Смелое обличение петербургского порядка вещей с точки зрения славянофильства находим мы и у Д. Х.: "Как только, -- пишет он, -- взамен старого начала предания и того, что называлось "старина", выкинуто было знамя "упразднения всего этого хлама" во имя нового высшего начала, более культурного: "l'йtat c'est moi" (сослужившего такую печальную службу наследникам Людовика ХIV и державе его), тотчас начинается эра принципиального произволения, сначала воплотившегося в громадной личности Петра, а от него усвоенного его преемниками, и очень красноречиво выраженная словами императора Николая Павловича, с указанием на свою грудь, -- "все должно исходить отсюда"... В этом новом строе выразилась идея абсолютизма, но в своеобразном виде. Абсолютный, т.-е. от народа отрешенный государь заслоняется абсолютной бюрократией, которая, создав бесконечно сложный государственный механизм, под именем царя, под священным лозунгом самодержавия, работает по своей программе, все разрастаясь и разрастаясь и опутывая, как плющ, как царя, так и народ, благополучно друг от друга отделенных петровским началом западного абсолютизма.
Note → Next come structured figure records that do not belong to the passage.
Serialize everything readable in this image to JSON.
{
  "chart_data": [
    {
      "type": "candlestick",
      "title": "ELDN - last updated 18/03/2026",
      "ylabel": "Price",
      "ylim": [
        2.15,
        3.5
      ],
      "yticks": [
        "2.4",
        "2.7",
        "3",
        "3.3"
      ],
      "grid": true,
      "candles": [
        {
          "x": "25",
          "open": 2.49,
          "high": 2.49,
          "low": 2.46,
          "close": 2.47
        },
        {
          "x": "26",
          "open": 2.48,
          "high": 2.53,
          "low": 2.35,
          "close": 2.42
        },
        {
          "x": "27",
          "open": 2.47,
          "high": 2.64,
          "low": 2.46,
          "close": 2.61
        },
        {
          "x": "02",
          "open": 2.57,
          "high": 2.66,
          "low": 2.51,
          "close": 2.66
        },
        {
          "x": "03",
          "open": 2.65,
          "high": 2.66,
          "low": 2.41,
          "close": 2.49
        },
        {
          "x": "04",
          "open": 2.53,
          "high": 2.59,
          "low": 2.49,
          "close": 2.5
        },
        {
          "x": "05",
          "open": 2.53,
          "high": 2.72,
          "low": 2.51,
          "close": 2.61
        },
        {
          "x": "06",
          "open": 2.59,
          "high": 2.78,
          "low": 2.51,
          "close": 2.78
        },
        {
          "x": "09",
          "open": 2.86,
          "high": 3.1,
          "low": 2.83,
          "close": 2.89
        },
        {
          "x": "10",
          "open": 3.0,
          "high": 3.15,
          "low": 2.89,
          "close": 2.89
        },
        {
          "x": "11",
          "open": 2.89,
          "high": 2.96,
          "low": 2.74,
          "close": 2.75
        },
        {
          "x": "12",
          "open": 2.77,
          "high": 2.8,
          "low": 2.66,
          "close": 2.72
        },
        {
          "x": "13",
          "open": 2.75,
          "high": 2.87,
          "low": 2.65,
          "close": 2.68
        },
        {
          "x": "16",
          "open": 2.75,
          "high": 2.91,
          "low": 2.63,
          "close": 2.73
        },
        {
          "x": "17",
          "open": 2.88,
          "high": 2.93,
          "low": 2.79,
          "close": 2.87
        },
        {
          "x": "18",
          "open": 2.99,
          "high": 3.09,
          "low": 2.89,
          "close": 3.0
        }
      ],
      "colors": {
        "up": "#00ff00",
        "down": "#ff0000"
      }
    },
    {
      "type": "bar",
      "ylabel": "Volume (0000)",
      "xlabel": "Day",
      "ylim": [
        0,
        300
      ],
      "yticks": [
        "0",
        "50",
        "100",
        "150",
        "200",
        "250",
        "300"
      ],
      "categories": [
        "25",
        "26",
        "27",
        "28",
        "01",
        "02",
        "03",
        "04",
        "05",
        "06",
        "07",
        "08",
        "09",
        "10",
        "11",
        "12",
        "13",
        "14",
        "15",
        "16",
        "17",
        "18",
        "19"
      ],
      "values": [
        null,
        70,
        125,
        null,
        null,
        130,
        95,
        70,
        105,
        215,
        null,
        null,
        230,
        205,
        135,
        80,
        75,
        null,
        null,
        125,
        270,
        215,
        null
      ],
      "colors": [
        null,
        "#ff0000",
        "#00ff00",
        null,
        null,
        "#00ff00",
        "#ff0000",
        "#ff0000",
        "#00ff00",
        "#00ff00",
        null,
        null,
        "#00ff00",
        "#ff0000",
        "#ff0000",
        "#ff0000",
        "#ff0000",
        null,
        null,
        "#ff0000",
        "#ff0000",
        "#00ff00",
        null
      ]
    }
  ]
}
Лозунг бюрократии не divide et impera, но impera quia sunt divisi72).

Так относились славянофилы к петербургскому периоду или, как предпочитает называть его К. Аксаков, -- к "петербургскому эпизоду" русской истории. Они считали его сплошным историческим недоразумением. Они ненавидели Петербург, этот "эксцентричный центр" России, "символ и знамя отчуждения от народа", "творец и пестун казенщины", это своеобразное окно в Европу, смотреть в которое можно лишь обратившись спиною ко всей остальной России и к русскому народу, этот город "бюрократической опричнины, где народная жизнь не чувствуется и не слышится, а только рапортуется". Они считали опасной, если не гибельной для отечества, внутреннюю политику петербургского правительства, "антинациональную" в ее основных тенденциях73). Недаром они были гонимою сектою. Недаром заслужили они в Петербурге репутацию неблагонадежных людей74).
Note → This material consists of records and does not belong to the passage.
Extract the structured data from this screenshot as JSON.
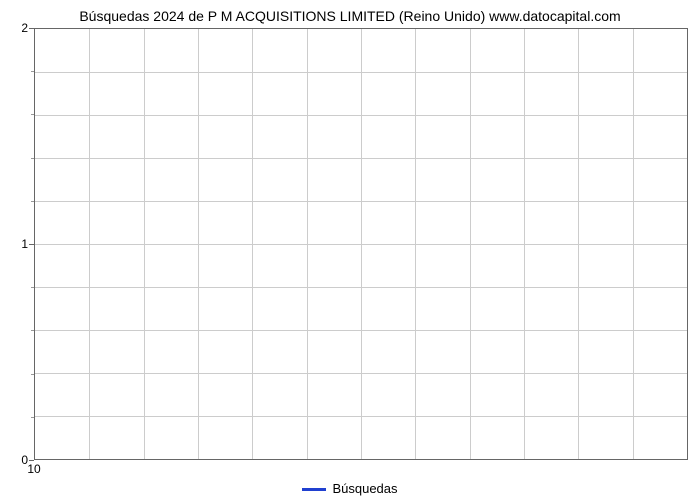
{
  "chart": {
    "type": "line",
    "title": "Búsquedas 2024 de P M ACQUISITIONS LIMITED (Reino Unido) www.datocapital.com",
    "title_fontsize": 14,
    "title_color": "#000000",
    "background_color": "#ffffff",
    "plot_border_color": "#666666",
    "grid_color": "#cccccc",
    "y_axis": {
      "lim": [
        0,
        2
      ],
      "major_ticks": [
        0,
        1,
        2
      ],
      "minor_tick_count_between": 4,
      "label_fontsize": 12
    },
    "x_axis": {
      "tick_labels": [
        "10"
      ],
      "tick_positions_pct": [
        0
      ],
      "vertical_gridlines": 12,
      "label_fontsize": 12
    },
    "horizontal_gridlines": 10,
    "series": [
      {
        "name": "Búsquedas",
        "color": "#2040d0",
        "line_width": 3,
        "values": []
      }
    ],
    "legend": {
      "position": "bottom-center",
      "fontsize": 13
    }
  }
}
Они требовали возвращения назад, "домой", к тому самодержавно-земскому строю, который был будто бы близок к осуществлению в московской Руси. При этом они настойчиво подчеркивали, что в их призыве нет ничего реакционного. Еще И. В. Киреевский говорил, что "если старое было лучше теперешнего, из этого еще не следует, чтобы оно было лучше теперь"75). "Нужно возвратиться не к состоянию древней Руси, а к пути древней Руси", -- так учили славянофилы. Первыми же практическими шагами к этому возврату домой, к этому "обновлению стариною", они считали два условия: "полная свобода слова устного, письменного и печатного -- всегда и постоянно; и Земский Собор в тех случаях, когда правительство захочет спросить мнение страны"76).
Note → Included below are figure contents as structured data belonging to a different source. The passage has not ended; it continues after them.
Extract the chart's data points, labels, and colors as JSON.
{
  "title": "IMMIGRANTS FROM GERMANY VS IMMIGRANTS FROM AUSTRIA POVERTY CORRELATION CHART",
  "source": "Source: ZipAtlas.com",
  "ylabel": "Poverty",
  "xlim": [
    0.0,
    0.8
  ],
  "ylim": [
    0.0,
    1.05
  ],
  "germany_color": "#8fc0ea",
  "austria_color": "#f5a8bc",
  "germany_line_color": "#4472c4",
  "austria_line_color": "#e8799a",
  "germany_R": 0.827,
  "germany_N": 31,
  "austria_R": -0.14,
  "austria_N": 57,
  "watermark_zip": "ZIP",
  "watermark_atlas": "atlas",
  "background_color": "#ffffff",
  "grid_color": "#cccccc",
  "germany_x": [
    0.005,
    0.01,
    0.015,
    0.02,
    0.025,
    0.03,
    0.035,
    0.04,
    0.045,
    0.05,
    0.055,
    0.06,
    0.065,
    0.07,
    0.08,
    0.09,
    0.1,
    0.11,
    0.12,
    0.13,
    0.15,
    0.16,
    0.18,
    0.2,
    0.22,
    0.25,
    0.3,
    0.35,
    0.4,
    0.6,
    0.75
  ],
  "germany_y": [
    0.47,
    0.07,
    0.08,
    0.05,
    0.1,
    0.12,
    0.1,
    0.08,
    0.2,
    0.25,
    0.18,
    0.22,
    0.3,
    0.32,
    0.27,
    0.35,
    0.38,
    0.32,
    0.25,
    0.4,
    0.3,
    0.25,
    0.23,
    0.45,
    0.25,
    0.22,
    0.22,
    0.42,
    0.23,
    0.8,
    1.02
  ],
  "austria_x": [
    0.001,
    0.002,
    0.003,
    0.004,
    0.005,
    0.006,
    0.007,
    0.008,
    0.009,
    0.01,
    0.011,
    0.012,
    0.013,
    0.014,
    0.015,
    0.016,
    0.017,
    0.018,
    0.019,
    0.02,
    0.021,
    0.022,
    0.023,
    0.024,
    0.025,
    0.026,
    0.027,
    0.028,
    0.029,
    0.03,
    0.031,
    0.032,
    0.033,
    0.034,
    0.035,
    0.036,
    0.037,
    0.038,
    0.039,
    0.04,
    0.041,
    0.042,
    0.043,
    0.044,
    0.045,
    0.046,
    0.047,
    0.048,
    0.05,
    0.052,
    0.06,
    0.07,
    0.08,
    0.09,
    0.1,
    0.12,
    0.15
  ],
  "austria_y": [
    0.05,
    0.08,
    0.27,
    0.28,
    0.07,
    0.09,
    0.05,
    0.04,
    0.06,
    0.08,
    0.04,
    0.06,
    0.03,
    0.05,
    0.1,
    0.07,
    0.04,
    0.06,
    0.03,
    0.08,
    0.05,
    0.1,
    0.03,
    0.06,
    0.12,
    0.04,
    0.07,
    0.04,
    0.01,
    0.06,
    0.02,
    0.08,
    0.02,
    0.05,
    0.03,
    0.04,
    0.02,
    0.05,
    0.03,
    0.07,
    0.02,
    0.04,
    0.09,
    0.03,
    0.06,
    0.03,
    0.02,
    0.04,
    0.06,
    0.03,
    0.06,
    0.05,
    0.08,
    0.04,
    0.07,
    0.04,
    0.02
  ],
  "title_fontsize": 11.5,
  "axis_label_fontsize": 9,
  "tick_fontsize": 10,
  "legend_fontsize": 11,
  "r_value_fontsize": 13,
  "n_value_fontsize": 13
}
И мы не можем не признать, что в их лозунге "домой" не было, действительно, ничего "реакционного" в общепринятом смысле этого слова. Он означал -- этот лозунг -- лишь указание на только-что нами изложенную концепцию самодержавия.

IV.

     Можно много критиковать эту концепцию. Было бы странной наивностью или капризом слишком изощренного ума отрицать, что в наше время она уже окончательно утратила характер какой бы то ни было практической значимости, политической злободневности. Но, несомненно, она представляет собою большой интерес с точки зрения истории русской политической мысли.

Она -- своеобразное дитя русского романтизма, идеализма сороковых годов. Нельзя отказать ей в привлекательной нравственной возвышенности, в органическом культурном благородстве. Она развивалась в большом плане целостного культурно-философского и философско-исторического миросозерцания и всецело уяснена может быть только в общей связи с ним. Ее нужно решительно отличать от внешне соприкасающейся с ней теории "официальной народности", оправдывавшей и возвеличивавшей факт русского самодержавия прошлого века независимо от ряда идеологических предпосылок, дорогих для славянофильства. В этих предпосылках больше, чем в конкретных политических рецептах, покоится дух славянофильского учения77).